Researchers leap closer to quantum computing with new optical microchip

Assoc Prof Mirko Lobino works on the microchip.

Creating an optical quantum computer with the potential to enhance computing power to engineer new drugs and optimise energy saving methods has taken a major step closer thanks to a Griffith University-led project.  

Associate Professor Mirko Lobino, an Australian Research Council Future Fellow from Griffith’s Centre for Quantum Dynamics and Queensland Micro and Nanotechnolohy Centre, led this research recently published in Science Advances 

Prof Lobino worked in collaboration with the Australian National University and the University of New South Wales under the ARC Centre of Excellence for Quantum Computation and Communication Technology to investigate an optical microchip that has most of the basic functionality required for creating future quantum computers. 

Dr Francesco Lenzini from the University of Munster, who is the lead author of the paper, said it was the first optical microchip to generate, manipulate and detect a particular state of light called squeezed vacuum, which is an essential resource for a certain protocol of quantum computation.  

“This experiment is the first to integrate three of the basic steps needed for an optical quantum computer, which are the generation of quantum states of light, their manipulation in a fast and reconfigurable way, and their detection,” Dr Lenzini said.  

Prof Elanor Huntington from ANU said: “what we have demonstrated with this device is an important technological step towards making an optical quantum computer”. 

Prof Lobino said there were “already working towards the next generation of photonic microchips that will be more complex and have better performance, to take another step closer to a practical quantum computer”. 

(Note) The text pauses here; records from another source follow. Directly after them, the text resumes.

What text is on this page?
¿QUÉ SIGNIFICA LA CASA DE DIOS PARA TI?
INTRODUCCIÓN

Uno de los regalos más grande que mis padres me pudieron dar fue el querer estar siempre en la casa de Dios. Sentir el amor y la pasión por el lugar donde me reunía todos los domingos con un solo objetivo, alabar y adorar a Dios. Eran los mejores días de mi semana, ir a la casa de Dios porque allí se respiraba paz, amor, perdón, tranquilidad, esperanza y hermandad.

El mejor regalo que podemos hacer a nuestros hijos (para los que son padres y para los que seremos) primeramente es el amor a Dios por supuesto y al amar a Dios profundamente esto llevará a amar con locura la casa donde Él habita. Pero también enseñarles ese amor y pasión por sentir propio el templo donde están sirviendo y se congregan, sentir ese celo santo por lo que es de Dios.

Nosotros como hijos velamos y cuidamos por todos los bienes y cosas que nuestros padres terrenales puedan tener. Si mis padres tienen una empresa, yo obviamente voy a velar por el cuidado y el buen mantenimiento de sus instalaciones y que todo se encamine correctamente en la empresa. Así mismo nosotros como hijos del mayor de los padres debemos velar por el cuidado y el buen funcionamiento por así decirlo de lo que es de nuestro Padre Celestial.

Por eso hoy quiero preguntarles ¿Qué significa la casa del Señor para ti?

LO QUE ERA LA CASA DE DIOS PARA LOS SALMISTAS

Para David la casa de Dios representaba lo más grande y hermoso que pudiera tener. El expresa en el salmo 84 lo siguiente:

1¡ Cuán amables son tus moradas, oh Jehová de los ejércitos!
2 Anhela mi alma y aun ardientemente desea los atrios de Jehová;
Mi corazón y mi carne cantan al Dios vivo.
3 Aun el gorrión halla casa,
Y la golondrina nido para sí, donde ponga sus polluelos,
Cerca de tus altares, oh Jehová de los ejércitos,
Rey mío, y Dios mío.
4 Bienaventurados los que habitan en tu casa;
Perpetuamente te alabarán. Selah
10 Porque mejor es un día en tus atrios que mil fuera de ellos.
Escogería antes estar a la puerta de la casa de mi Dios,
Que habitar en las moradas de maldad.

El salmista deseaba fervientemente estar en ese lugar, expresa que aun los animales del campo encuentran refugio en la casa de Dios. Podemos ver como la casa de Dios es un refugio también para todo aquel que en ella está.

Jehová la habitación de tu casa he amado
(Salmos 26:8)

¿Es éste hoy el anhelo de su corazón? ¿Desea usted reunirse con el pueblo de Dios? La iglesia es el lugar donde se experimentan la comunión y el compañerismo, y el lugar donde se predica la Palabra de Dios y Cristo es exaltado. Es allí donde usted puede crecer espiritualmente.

“Aside from being able to engineer new drugs and materials, and improve energy-saving methods, optical quantum computing will enable ultra-fast database searches and help solve difficult mathematical problems in many different fields,” he said. 

The microchip, which is 1.5cm wide, 5cm long and 0.5mm thick, has components inside that’s interact with light in different ways. These components are connected by tiny channels called waveguides that guide the light around the microchip, in a similar way that wires connect different parts of an electric circuit.  

The first part generates a type of quantum light called a squeezed vacuum. There are two squeezed state generators on the chip, which are connected to the two inputs of a device known as a reconfigurable directional coupler, which can entangle the two squeezed states, with a controllable amount of entanglement.  

To measure the entanglement generated in the microchip, both outputs of the directional coupler are guided to separate measurement components, known as homodyne detectors. The homodyne detectors allow measurement of the quantum light that prove entanglement.  

Prof Lobino said the next step for the microchip needed to create future quantum computers was to develop ways to integrate of single photon detectors and other quantum state engineering functionality.